Revolte in der AfD abgesagt

Die vermeintlichen Gemäßigten gehen geschwächt in den Bundesparteitag

Der Weg zum Führerprinzip ist bereitet: Künftig soll auch eine Einzelspitze möglich sein

Aus Riesa Gareth Joswig

AfD-Chef Tino Chrupalla wollte in seiner Eröffnungsrede auf dem Bundesparteitag in Riesa integrieren. „Wir wollen die destruktive Stimmung der Vergangenheit hinter uns lassen“, sagte er. Es müsse ein Vorstand gewählt werden, der kollektiv und vertrauensvoll zusammenarbeite, dazu gehörten Disziplinierung und „Herausforderungen im Osten genau so wie im Westen“. Eine inhaltliche Idee, wie man den AfD-Abwärtsstrudel aus Mitgliederschwund, Wahlniederlagen und Streitigkeiten aufhalten will, nannte er nicht. Und bekam dann auch nur verhaltenen Applaus.

Seit Freitagvormittag tagt die extrem rechte AfD in einer riesigen Mehrzweckhalle in der sächsischen Kleinstadt Riesa. 565 Delegierte sind zugelassen. Chrupalla will wiedergewählt werden und im Vorstand einen erneuten Rechtsruck herbeiführen. Sollten er und sein Team durchkommen, hätte die völkische Strömung die Mehrheit im wichtigsten Parteigremium. Die alte Mehrheit der vermeintlich Gemäßigten um Ex-Mitglied Jörg Meuthen wäre dahin.

Der Rechtsruck schien bereits vor der für Freitagabend und Samstag geplanten Vorstandswahl greifbar: Die große Revolte gegen Chrupalla war abgeblasen – die Meuthen-Vertraute aus dem alten Vorstand Joana Cotar, die Chrupalla nach den kürzlichen Wahlniederlagen heftig kritisiert und seinen Rücktritt gefordert hatte, sagte der taz vor Parteitagsbeginn, dass sie nicht wieder antreten werde. Sie rechne damit, dass die Liste von Chrupalla in großen Teilen durchgewählt werde. „Ich werde mich jetzt auf die Digitalpolitik konzentrieren, das macht ohnehin mehr Spaß als Vorstandsarbeit“, sagte Cotar. Sie hätte auch mit einer weißen Fahne in den Saal kommen können.

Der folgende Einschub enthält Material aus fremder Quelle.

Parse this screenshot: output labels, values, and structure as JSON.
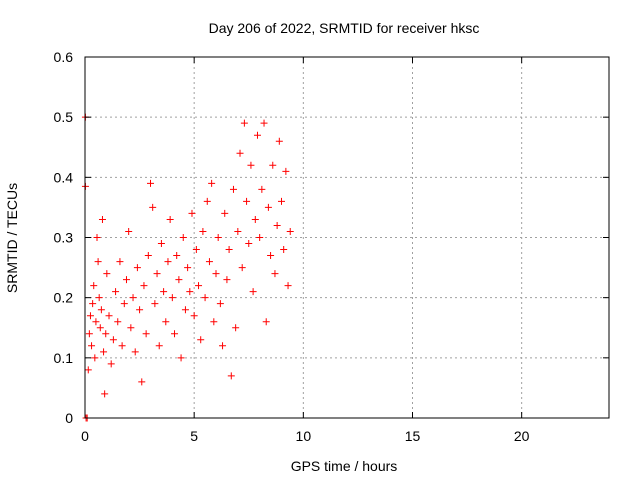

Der Weg zum Führerprinzip ist schon mal bereitet: Als erste wichtige Entscheidung stimmte der Parteitag am Freitagnachmittag für einen Antrag der Völkischen, dass künftig auch eine Einzelspitze statt der bisherigen konfliktträchtigen Doppelspitze möglich sein soll. Zuvor hatte sich Rechtsex­tremist und Thüringen-Chef Björn Höcke dafür ausgesprochen. Die Entscheidung fiel ohne Delegierte aus Berlin, die nach einem Urteil des Bundesschiedsgerichts wegen Wahlmanipulation bei der Aufstellung nicht teilnehmen durften.Auch Saarländer fehlten, deren Parteitag war gescheitert.